Though “tweet” has made it into the dictionary as an officially recognized phrase, “subtweeting” has not. Clearly, Merriam-Webster needs to get with the times, because subtweeting is running rampant on the popular social networking site. For the uninitiated, subtweeting basically refers to mentioning another person in a tweet without specifically naming them. An example would be one individually tweeting, “Just passed my math test #success” and another, sufficiently offended, individual tweeting, “I can’t believe he’d do that to me, what a disgusting cretin #boybye.” Generally, subtweets have some negative connotations. This investigative reporter attempted to unearth the reasoning and popularity behind this trend.

Most commonly, subtweeting tells a story of adolescence and humanity. It’s a way to vent about heartbreak, about disappointment, and about anger. Though I’ve only been an active tweeter for a few months, I’ve seen more than my fair share of subtweets. They seem to be directed at crushes who refuse to acknowledge your presence, family members who push all of the wrong buttons, or friends who happen to be acting uncharacteristically upsetting. Getting a complaint off your chest is always relieving, and receiving “likes” on a subtweet makes you feel less alone. The fact that other people understand where you’re coming from legitimizes your feelings. And it seems worth noting that this emotional glasnost has become the norm in the past few years, because at least negative feelings don’t have to be as repressed.

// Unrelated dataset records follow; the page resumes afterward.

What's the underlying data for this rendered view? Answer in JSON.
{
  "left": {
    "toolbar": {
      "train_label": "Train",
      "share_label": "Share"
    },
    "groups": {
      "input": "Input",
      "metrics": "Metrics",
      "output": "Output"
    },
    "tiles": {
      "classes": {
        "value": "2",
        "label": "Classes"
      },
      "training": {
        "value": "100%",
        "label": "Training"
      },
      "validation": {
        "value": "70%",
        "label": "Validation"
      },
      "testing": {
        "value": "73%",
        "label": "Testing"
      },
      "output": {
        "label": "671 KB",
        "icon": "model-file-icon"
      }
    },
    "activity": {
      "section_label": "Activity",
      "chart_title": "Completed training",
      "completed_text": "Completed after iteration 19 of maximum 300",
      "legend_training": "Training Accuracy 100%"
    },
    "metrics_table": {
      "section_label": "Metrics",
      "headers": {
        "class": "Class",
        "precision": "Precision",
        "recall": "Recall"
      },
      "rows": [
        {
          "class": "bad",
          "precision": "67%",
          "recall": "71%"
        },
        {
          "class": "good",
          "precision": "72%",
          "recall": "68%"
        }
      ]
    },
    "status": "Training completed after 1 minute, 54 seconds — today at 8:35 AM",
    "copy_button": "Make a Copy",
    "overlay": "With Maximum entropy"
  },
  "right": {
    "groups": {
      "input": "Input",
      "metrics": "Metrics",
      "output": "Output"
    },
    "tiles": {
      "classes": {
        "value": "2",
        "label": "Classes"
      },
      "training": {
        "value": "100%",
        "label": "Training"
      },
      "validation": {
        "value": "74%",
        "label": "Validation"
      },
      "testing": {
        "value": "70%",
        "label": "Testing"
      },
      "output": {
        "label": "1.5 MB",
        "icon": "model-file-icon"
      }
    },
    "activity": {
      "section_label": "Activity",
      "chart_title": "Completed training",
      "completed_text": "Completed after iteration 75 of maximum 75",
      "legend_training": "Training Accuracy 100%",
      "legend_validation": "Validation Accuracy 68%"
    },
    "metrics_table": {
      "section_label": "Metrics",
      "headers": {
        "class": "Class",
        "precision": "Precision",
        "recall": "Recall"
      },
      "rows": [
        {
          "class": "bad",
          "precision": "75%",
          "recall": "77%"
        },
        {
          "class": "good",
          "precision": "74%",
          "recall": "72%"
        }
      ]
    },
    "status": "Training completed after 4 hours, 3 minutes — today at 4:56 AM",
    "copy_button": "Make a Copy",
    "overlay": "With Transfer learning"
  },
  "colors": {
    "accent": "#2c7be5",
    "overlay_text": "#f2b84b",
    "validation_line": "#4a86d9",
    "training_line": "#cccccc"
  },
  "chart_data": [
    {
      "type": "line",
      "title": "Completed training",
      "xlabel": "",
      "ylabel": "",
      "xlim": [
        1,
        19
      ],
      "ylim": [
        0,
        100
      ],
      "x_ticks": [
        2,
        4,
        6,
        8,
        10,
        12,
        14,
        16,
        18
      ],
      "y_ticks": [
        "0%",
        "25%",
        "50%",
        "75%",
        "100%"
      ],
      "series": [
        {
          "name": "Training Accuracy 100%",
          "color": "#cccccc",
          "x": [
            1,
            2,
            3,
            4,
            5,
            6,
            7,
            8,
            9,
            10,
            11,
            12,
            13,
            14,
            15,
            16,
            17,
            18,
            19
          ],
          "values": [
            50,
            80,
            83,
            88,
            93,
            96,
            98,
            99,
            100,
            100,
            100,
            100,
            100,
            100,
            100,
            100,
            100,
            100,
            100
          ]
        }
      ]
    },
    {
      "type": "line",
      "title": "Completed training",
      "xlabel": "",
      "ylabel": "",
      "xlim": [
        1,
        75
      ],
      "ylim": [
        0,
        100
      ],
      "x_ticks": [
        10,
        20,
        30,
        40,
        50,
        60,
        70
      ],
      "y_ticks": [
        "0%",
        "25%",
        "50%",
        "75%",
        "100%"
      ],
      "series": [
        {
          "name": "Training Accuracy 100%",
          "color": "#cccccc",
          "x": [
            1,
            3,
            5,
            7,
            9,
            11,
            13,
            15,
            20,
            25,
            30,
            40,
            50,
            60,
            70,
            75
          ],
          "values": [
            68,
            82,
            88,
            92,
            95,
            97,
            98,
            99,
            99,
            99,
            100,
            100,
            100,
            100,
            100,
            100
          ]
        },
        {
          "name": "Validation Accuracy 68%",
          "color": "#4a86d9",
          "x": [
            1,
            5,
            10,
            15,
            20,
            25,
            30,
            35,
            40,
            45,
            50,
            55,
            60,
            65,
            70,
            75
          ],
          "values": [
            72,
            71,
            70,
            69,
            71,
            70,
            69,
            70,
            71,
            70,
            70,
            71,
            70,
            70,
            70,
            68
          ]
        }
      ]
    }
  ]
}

However, not everyone is a fan of subtweeting. I casually asked several classmates about their thoughts on the trend, and the general consensus seemed bleak. Some choice adjectives used to describe the phenomenon were “pointless,” “stupid,” and “immature.” Granted, broadcasting your dislike for people or things on a public forum isn’t always the wisest decision. It can lead to disputes between friends, and with overuse, can give you a reputation of being a person who complains endlessly. Personally, I choose not to subtweet because I’d rather watch Love Actually and avoid my problems, but I can see how venting about them is helpful. Arguably, though, subtweeting doesn’t have to be for everyone to see. In the end, a person’s Twitter account is their property, and they’re entitled to post whatever they want. It does still feel taboo to be open about one’s problems, though. Perhaps that’s the core of what makes others uncomfortable about subtweets. If that’s the case, perhaps we should be working on offering better emotional support to others so that tweets angrily punctuated with exclamation points and asterisks aren’t as common in the near future.